Formal education could do this too, in theory. But the structure of most schooling systems, built around standardized testing and comparative grading, creates the opposite emotional environment. When your ignorance is measured and ranked against thirty other people’s ignorance, curiosity has a hard time surviving.

The quiet confidence of not-knowing
There’s a specific quality I notice in people who’ve taught themselves most of what they know. Writers on this site have explored how self-taught people who rarely speak first in a room carry a particular kind of confidence. They don’t need to prove what they know, because their learning was never performance-based to begin with.
This carries over into how they handle being wrong. When your education came through curiosity, being wrong is just information. It tells you where to look next. When your education came through assessment, being wrong carries emotional weight: shame, inadequacy, the echo of a red mark on a test paper.
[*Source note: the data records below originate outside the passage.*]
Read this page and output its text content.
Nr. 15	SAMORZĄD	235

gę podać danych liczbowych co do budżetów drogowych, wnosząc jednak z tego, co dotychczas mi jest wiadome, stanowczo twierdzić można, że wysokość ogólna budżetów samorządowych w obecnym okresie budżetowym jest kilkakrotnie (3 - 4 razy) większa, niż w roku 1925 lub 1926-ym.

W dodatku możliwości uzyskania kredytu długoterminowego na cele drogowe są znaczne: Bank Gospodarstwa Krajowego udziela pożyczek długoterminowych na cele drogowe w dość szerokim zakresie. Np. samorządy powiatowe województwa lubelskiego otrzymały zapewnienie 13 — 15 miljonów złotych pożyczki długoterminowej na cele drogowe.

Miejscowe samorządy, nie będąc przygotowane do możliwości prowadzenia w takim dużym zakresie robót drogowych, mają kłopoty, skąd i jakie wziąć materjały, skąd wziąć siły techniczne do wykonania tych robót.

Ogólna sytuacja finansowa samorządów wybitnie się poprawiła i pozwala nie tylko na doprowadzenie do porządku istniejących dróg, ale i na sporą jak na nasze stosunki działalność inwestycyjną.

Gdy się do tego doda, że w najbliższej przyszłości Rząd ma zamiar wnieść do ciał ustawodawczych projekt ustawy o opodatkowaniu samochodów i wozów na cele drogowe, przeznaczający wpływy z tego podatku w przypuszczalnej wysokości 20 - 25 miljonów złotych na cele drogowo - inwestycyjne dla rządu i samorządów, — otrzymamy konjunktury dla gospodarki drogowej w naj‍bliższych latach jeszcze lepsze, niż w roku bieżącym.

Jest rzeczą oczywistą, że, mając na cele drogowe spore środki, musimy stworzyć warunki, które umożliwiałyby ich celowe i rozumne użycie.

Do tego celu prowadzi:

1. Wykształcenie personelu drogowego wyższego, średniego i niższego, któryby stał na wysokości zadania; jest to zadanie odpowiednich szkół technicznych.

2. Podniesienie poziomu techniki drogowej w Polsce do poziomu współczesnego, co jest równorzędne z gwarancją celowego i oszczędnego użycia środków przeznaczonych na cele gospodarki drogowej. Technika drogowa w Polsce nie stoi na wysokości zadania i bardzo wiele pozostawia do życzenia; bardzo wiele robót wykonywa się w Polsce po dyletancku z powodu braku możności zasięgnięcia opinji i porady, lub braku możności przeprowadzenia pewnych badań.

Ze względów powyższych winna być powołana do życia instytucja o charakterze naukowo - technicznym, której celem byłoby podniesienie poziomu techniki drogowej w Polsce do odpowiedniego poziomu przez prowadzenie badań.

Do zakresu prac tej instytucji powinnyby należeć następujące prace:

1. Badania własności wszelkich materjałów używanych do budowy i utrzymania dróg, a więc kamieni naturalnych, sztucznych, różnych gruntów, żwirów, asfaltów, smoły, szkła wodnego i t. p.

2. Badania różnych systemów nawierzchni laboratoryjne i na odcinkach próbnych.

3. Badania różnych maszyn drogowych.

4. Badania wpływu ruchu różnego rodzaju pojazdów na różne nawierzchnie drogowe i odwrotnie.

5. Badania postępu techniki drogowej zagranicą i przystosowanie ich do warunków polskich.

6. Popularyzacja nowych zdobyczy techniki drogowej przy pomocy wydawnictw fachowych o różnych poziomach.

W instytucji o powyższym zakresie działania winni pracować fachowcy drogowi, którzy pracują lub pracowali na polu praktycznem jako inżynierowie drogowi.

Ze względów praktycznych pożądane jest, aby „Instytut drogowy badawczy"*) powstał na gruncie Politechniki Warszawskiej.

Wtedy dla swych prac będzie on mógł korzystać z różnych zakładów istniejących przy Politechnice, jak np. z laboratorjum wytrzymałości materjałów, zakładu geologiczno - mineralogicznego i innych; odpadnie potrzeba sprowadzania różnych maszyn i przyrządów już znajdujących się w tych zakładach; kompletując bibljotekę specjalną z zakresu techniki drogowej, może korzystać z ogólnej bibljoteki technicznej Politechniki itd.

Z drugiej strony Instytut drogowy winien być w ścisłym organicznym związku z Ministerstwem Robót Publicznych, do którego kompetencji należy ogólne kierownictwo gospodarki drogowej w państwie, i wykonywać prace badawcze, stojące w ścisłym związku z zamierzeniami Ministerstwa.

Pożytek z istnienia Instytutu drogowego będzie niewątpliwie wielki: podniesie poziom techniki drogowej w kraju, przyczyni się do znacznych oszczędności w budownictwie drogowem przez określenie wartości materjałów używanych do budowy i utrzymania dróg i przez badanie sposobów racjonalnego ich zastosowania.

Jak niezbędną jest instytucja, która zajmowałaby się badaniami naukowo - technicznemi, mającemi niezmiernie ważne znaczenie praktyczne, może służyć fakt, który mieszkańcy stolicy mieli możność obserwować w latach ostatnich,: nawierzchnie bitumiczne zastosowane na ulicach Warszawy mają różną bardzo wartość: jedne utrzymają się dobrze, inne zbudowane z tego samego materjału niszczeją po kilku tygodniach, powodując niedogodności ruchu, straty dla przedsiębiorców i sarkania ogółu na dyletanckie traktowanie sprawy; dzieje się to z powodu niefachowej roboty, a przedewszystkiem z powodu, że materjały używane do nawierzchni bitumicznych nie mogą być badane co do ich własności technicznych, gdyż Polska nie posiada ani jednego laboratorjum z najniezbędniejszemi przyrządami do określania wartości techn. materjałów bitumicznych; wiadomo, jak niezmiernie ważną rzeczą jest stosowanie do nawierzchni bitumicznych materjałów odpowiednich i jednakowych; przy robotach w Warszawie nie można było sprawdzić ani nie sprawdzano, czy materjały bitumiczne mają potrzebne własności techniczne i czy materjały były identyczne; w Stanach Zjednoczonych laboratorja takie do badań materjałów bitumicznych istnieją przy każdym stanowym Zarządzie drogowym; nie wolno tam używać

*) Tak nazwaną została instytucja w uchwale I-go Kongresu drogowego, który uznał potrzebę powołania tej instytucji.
I see both patterns in myself. The parts of my knowledge that came from formal study still carry a faint defensiveness. If someone challenges my understanding of a psychological concept I learned at Deakin, there’s a tiny contraction in my chest, a reflexive need to be right. The things I’ve taught myself (Buddhist philosophy, writing craft, the messy art of running a business), I hold more loosely. I can be wrong about them without feeling like my identity is at stake.
That distinction is subtle but it shows up everywhere. In conversations. In creative work. In how we parent, how we navigate conflict, how we respond when life throws something at us that we genuinely don’t understand.
What both paths can learn from each other
I want to be careful here, because this can easily slide into a false binary where self-teaching is romanticized and formal education is vilified. Both paths have costs.
Self-taught people can develop blind spots because they don’t know what they don’t know. Without structure, there are entire fields of understanding you might never stumble into. People who taught themselves through watching and failing develop remarkable problem-solving traits, but they can also carry an unnecessary burden of having to figure everything out alone.
Formally educated people have frameworks, shared vocabulary, and systematic foundations that self-taught people often have to build piecemeal. The structure of a classroom provides scaffolding that’s genuinely useful.
But the tolerance for uncertainty, the ability to sit with “I don’t know yet” and feel something other than panic, that’s the piece formal education tends to erode. And it might be the piece that matters most for navigating a world that offers fewer and fewer clear answers.
Reclaiming the starting point
When my daughter is old enough to start learning about the world in a structured way, she’ll enter a system that will do many good things for her. It will give her tools and frameworks and shared knowledge. It will also, almost certainly, begin teaching her that not-knowing is a problem to be solved as quickly as possible.
My job as her father will be to preserve what she already has naturally: the willingness to sit in a question, to explore without needing a grade, to find the gap between what she knows and what she doesn’t and feel excitement rather than shame.
Because that gap, that uncomfortable, uncertain, unresolved space where you don’t have the answer yet, is where every meaningful thing I’ve ever learned actually began. In the warehouse reading on my phone. In Saigon learning a tonal language my mouth couldn’t quite shape. In the early months of parenthood where every single day was a lesson in how little I actually knew.
Uncertainty was never the failure. Treating it like one was.